In deciding whether to allow the evidence, the judge must weigh up:
- the public interest in protecting the confidentiality of jury deliberations generally, and
- the public interest in ensuring that justice is done in those proceedings.

22
Q

S68 - Protection of journalists’ sources

A

Section 68 provides that, where a journalist promises an informant not to disclose the informant’s identity, neither the journalist nor his or her
employer is compellable to answer any question, or produce any document, that would disclose the identity of the informant or enable that identity to be discovered.

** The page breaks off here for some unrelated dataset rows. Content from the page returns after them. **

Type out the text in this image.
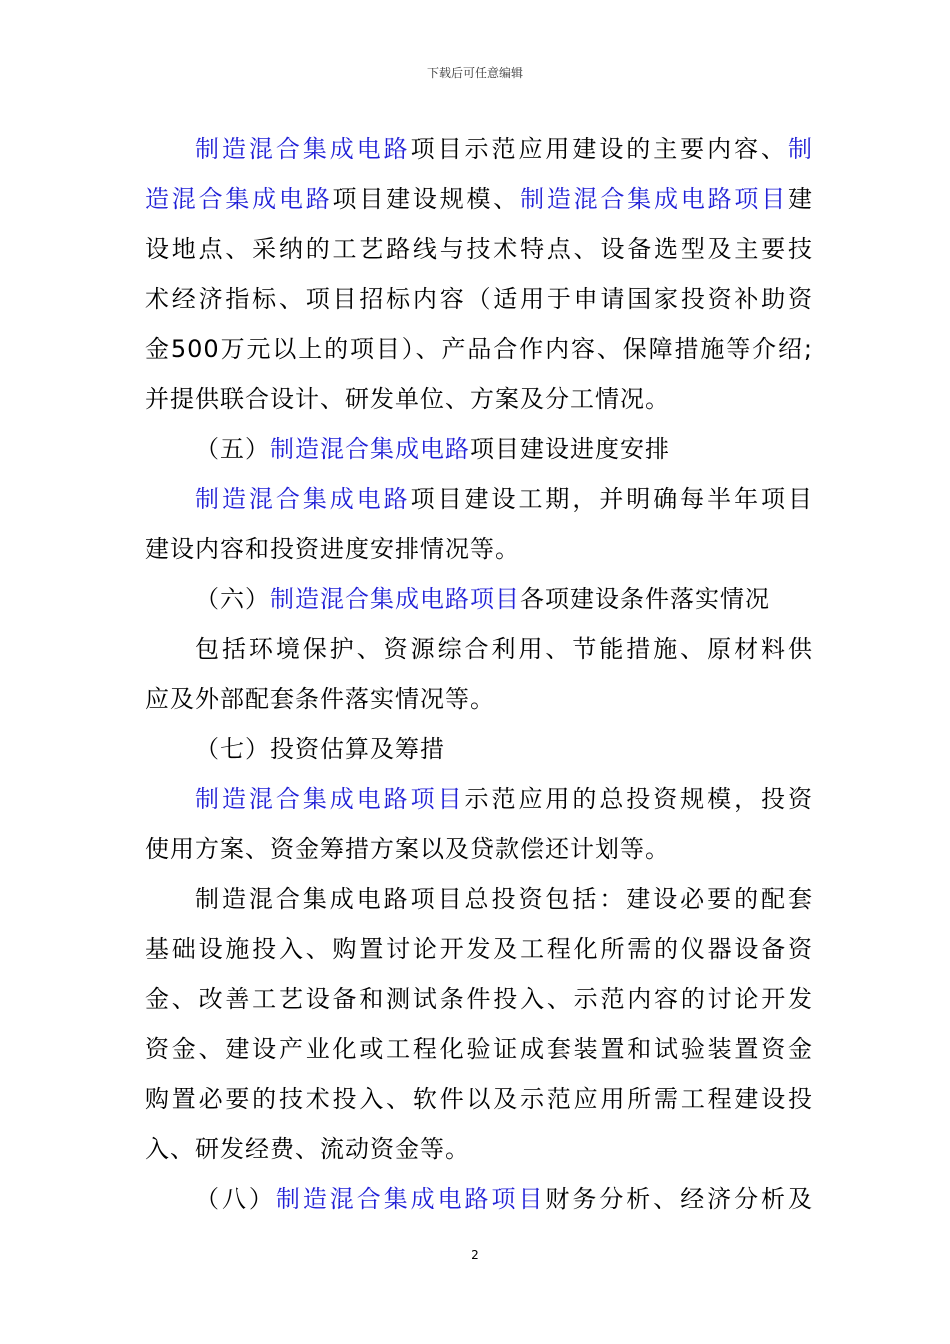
下载后可任意编辑
制造混合集成电路项目示范应用建设的主要内容、制
造混合集成电路项目建设规模、制造混合集成电路项目建
设地点、采纳的工艺路线与技术特点、设备选型及主要技
术经济指标、项目招标内容（适用于申请国家投资补助资
金500万元以上的项目）、产品合作内容、保障措施等介绍;
并提供联合设计、研发单位、方案及分工情况。
（五）制造混合集成电路项目建设进度安排
制造混合集成电路项目建设工期，并明确每半年项目
建设内容和投资进度安排情况等。
（六）制造混合集成电路项目各项建设条件落实情况
包括环境保护、资源综合利用、节能措施、原材料供
应及外部配套条件落实情况等。
（七）投资估算及筹措
制造混合集成电路项目示范应用的总投资规模，投资
使用方案、资金筹措方案以及贷款偿还计划等。
制造混合集成电路项目总投资包括：建设必要的配套
基础设施投入、购置讨论开发及工程化所需的仪器设备资
金、改善工艺设备和测试条件投入、示范内容的讨论开发
资金、建设产业化或工程化验证成套装置和试验装置资金
购置必要的技术投入、软件以及示范应用所需工程建设投
入、研发经费、流动资金等。
（八）制造混合集成电路项目财务分析、经济分析及
2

A High Court judge may order that the protection will not apply if he or she is satisfied by a party to the proceeding that the public interest in the disclosure of the identity of the informant outweighs:
- any likely adverse effect on the informant or any other person, of the
disclosure, and
- the public interest in the communication of facts, and opinion to the public by the news media and, accordingly also, in the ability of the news media to access sources of facts.

23
Q
  • S69 - Overriding discretion as to confidential information
A

(1) A direction under this section is a direction that any 1 or more of the following not be disclosed in a proceeding:
(a) a confidential communication:
(b) any confidential information:
(c) any information that would or might reveal a confidential source of
information.

The focus of the section is on confidentiality, and does not require any special relationship to be shown. Section 69 permits a judge to protect confidentiality even where the person to whom the confidence was imparted does not wish to preserve the confidence.

24
Q
  • S121 - Corroboration
A

(1) It is not necessary in a criminal proceeding for the evidence on which the prosecution relies to be corroborated, except with respect to the offences of -
(a) perjury (section 108 of the Crimes Act 1961); and
(b) false oaths (section 110 of the Crimes Act 1961); and
(c) false statements or declarations (section 111 of the Crimes Act 1961); and
(d) treason (section 73 of the Crimes Act 1961).

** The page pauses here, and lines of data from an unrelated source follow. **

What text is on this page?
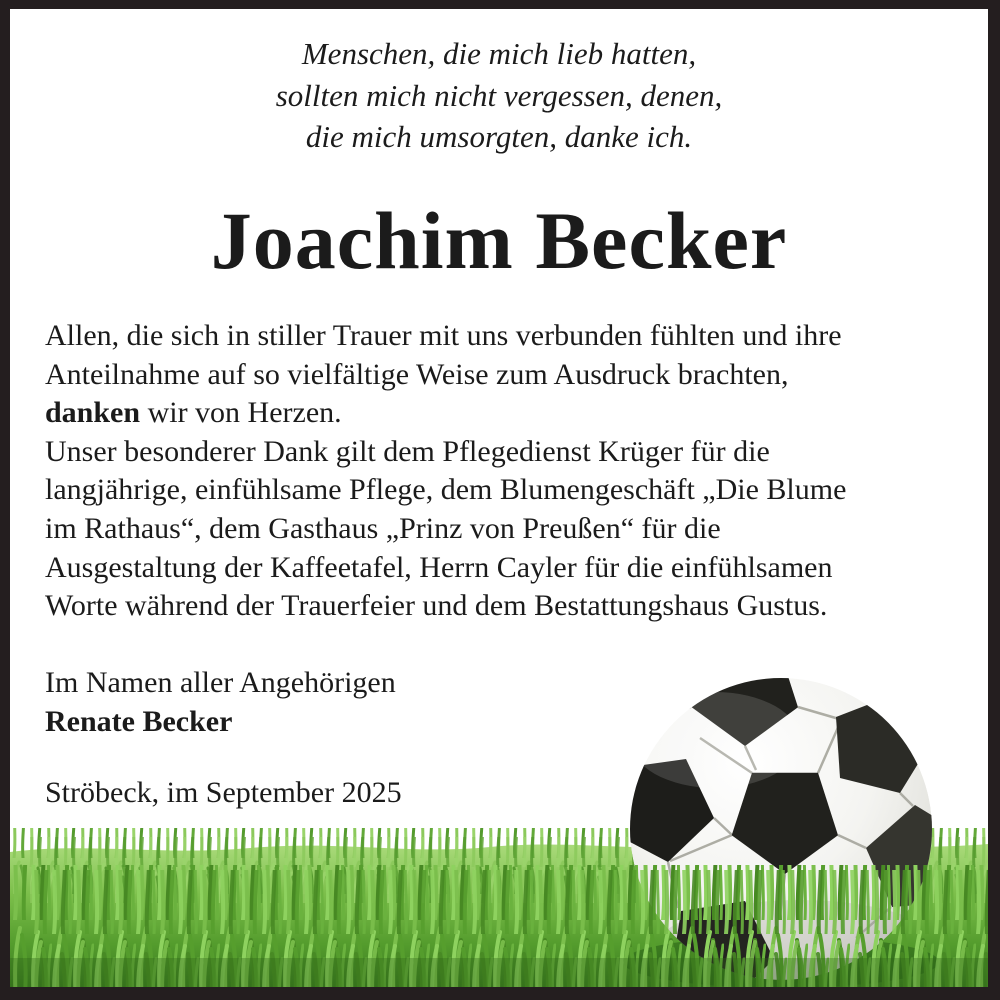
Menschen, die mich lieb hatten,
sollten mich nicht vergessen, denen,
die mich umsorgten, danke ich.
Joachim Becker
Allen, die sich in stiller Trauer mit uns verbunden fühlten und ihre
Anteilnahme auf so vielfältige Weise zum Ausdruck brachten,
danken wir von Herzen.
Unser besonderer Dank gilt dem Pflegedienst Krüger für die
langjährige, einfühlsame Pflege, dem Blumengeschäft „Die Blume
im Rathaus“, dem Gasthaus „Prinz von Preußen“ für die
Ausgestaltung der Kaffeetafel, Herrn Cayler für die einfühlsamen
Worte während der Trauerfeier und dem Bestattungshaus Gustus.
Im Namen aller Angehörigen
Renate Becker
Ströbeck, im September 2025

“Corroboration” is independent evidence that tends to confirm or support some fact of which other evidence is given and implicates the defendant in the crime charged.

Unsupported evidence of one witness is insufficient to support a conviction of the above offences. In these instances, corroboration is required as a matter of law. In general, one witness’s testimony, unsupported by any other evidence, will suffice to prove a case where the court is satisfied that it is reliable and accurate and provides proof to the required standard.

25
Q

S122

A

If the judge is of the opinion that uncorroborated evidence may be
unreliable, he or she may warn the jury of the need for caution, notwithstanding the general provision in s121(2).

26
Q
  • S125 - Judicial directions about children’s evidence
A

The Judge must not give any warning to the jury about the absence of corroboration of the evidence of the complainant if the Judge would not have given that kind of a warning had the complainant been an adult.